At this point the only difference I see is that zones 11 and 15 are overlapping the range used by the PC5108, and might be “claimed” by the PC5108 and cannot be used by wireless zones? I haven’t found any documentation to that effect, the panel will let me program it that way, DLS programming software lets me program it that way (and DLS generally has a bunch of warnings about programming errors, and it doesn’t consider this one). The zone status is even reflected correctly. But the recurring zone fault makes it a deal-breaker.

Has anyone seen or dealt with this, know how to fix it, or know for sure that it it doesn’t work and I need to renumber my zones to avoid this case (any wireless zones overlapping the range claimed by a PC5108)?

Then I temporarily moved the zone 11 programming to zone 22 (outside the range used by the PC5108) and it worked fine.

This is what I would do to resolve permanently. It’s very likely that the extender is causing this issue.

Thanks. I agree that’s the pragmatic solution.

It’s not quite as simple as that (move single zone to unused zone greater than 16) because I have multiple zones in this state (want to be wireless replacements for zones in the 9-16 range) and not enough free zones beyond 17. I can make this work, but will have to renumber multiple zones to do so (wired and wireless seem to coexist fine in the 1-8 range, but not the 9-16 range, so I have to move a few other wired zones from 1-8 to 9-16, to free up wired-or-wireless potential zones in the 1-8 range).

It’s not a huge amount of work, but I did want to ask first to see if there’s another easier way, something else I may have missed, and if not – maybe writing up this experience will be useful to someone else later.

Thanks for your quick reply!

I’ve not specifically dealt with this issue. Have you tried putting in a resistor across the unused zone terminals on the PC5108? Does the same issue occur?
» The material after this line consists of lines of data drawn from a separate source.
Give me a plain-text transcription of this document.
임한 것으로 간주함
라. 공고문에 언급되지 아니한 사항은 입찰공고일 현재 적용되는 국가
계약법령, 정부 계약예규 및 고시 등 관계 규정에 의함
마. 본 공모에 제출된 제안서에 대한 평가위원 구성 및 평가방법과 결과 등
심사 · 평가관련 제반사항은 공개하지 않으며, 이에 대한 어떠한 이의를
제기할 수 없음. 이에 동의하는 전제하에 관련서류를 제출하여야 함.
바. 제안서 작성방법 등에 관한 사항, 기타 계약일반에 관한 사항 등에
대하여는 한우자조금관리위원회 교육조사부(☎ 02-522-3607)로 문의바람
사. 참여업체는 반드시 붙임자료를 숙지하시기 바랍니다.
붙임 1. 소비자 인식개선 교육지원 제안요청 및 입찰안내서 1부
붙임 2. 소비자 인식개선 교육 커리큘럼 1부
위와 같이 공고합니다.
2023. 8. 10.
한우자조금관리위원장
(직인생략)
Good idea. I didn’t try that.

  • didn’t think of it because this unit is configured with no EOL resistors. Whoever installed the sensors before me, had put them in the wrong place (wired directly in series with each sensor, back at the panel, which is useless as I understand it, so I removed them for simplicity)

  • I’ve already gone ahead and renumbered the zones (so my wireless zones are mostly on 17+ which doesn’t overlap with wired zones at all, or if I had to, using zones 1-8 which could be wired on the builtin board but work fine if I set the wireless bit, and definitely avoiding any wireless zones in the range of 9-16 that overlaps with the PC5108). The zones are reporting correctly and the faults have gone away.
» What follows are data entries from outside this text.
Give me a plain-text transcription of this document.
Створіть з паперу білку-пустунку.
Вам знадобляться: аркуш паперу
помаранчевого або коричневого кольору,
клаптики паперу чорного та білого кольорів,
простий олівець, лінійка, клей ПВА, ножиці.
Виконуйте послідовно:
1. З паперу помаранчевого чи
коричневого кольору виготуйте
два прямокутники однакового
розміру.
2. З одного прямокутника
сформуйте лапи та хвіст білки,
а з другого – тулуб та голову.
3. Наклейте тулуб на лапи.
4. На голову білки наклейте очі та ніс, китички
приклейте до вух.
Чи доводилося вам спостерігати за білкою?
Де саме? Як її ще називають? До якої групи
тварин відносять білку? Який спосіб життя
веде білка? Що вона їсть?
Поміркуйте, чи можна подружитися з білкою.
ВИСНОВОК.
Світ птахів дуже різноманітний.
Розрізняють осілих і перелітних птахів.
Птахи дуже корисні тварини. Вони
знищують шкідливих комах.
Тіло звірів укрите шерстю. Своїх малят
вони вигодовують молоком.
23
So, it feels like I’ve maybe stumbled on an undocumented, unsupported corner case. Surprised I don’t see any other people who’ve run into this complaining about it, but who knows. My other DSC system is a PC1864+TR5164 and less constrained on zone numbers so I never tried this case there.
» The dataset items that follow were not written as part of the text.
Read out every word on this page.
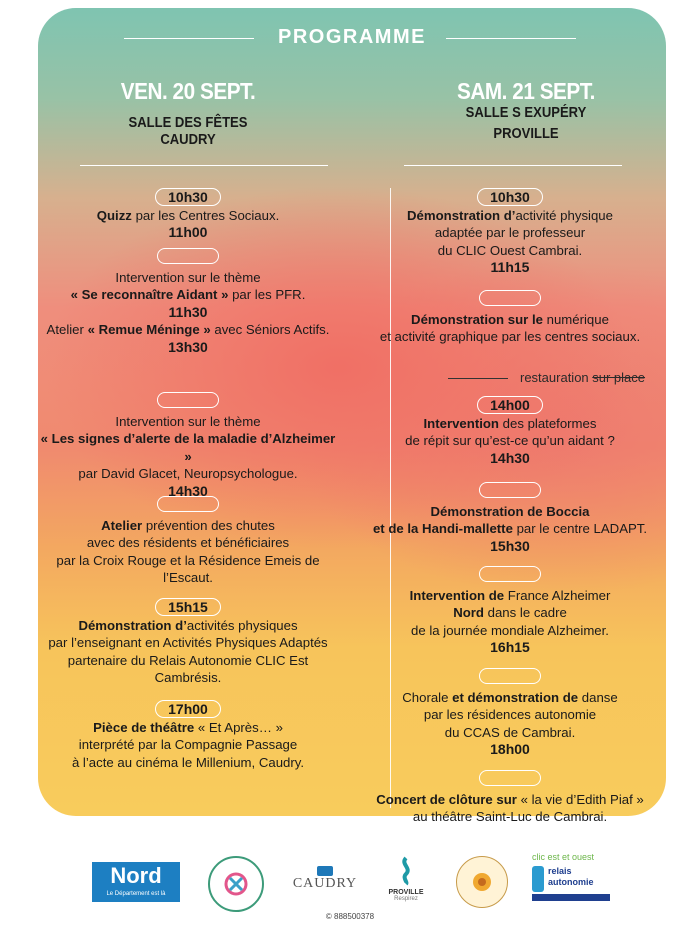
PROGRAMME
VEN. 20 SEPT.
SALLE DES FÊTES
CAUDRY
SAM. 21 SEPT.
SALLE S EXUPÉRY
PROVILLE
10h30
Quizz par les Centres Sociaux.
11h00
Intervention sur le thème
« Se reconnaître Aidant » par les PFR.
11h30
Atelier « Remue Méninge » avec Séniors Actifs.
13h30
Intervention sur le thème
« Les signes d’alerte de la maladie d’Alzheimer »
par David Glacet, Neuropsychologue.
14h30
Atelier prévention des chutes
avec des résidents et bénéficiaires
par la Croix Rouge et la Résidence Emeis de l’Escaut.
15h15
Démonstration d’activités physiques
par l’enseignant en Activités Physiques Adaptés
partenaire du Relais Autonomie CLIC Est Cambrésis.
17h00
Pièce de théâtre « Et Après… »
interprété par la Compagnie Passage
à l’acte au cinéma le Millenium, Caudry.
10h30
Démonstration d’activité physique
adaptée par le professeur
du CLIC Ouest Cambrai.
11h15
Démonstration sur le numérique
et activité graphique par les centres sociaux.
restauration sur place
14h00
Intervention des plateformes
de répit sur qu’est-ce qu’un aidant ?
14h30
Démonstration de Boccia
et de la Handi-mallette par le centre LADAPT.
15h30
Intervention de France Alzheimer
Nord dans le cadre
de la journée mondiale Alzheimer.
16h15
Chorale et démonstration de danse
par les résidences autonomie
du CCAS de Cambrai.
18h00
Concert de clôture sur « la vie d’Edith Piaf »
au théâtre Saint-Luc de Cambrai.
Nord
Le Département est là
CAUDRY
PROVILLE
Respirez
clic est et ouest
relais
autonomie
© 888500378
didn’t think of it because this unit is configured with no EOL resistors. Whoever installed the sensors before me, had put them in the wrong place (wired directly in series with each sensor, back at the panel, which is useless as I understand it, so I removed them for simplicity

Instead of a resistor then, it would just be a jumper wire. Just trying to close the wired circuit and see if it affects the fault reporting.

I’ve already gone ahead and renumbered the zones (so my wireless zones are mostly on 17+ which doesn’t overlap with wired zones at all, or if I had to, using zones 1-8 which could be wired on the builtin board but work fine if I set the wireless bit, and definitely avoiding any wireless zones in the range of 9-16 that overlaps with the PC5108). The zones are reporting correctly and the faults have gone away.

Based on what you report this is probably the best way to do it anyway, glad you were able to resolve.

Wireless sensors work fine with the onboard zones. But not so well occupying a zone reserved for and by a zone expander.
One of the problems is that the expander follows the attributes of the system, for instance, if you select EOL resistors on section [013], all the zones within the expansion module will follow that. If you have placed a wireless sensor there, and is NC, may have issues. Also, any changes in section [013] 1 and 2, need to power cycle for correct operation.
I am not sure what was the programming of this particular panel. I hope that helps.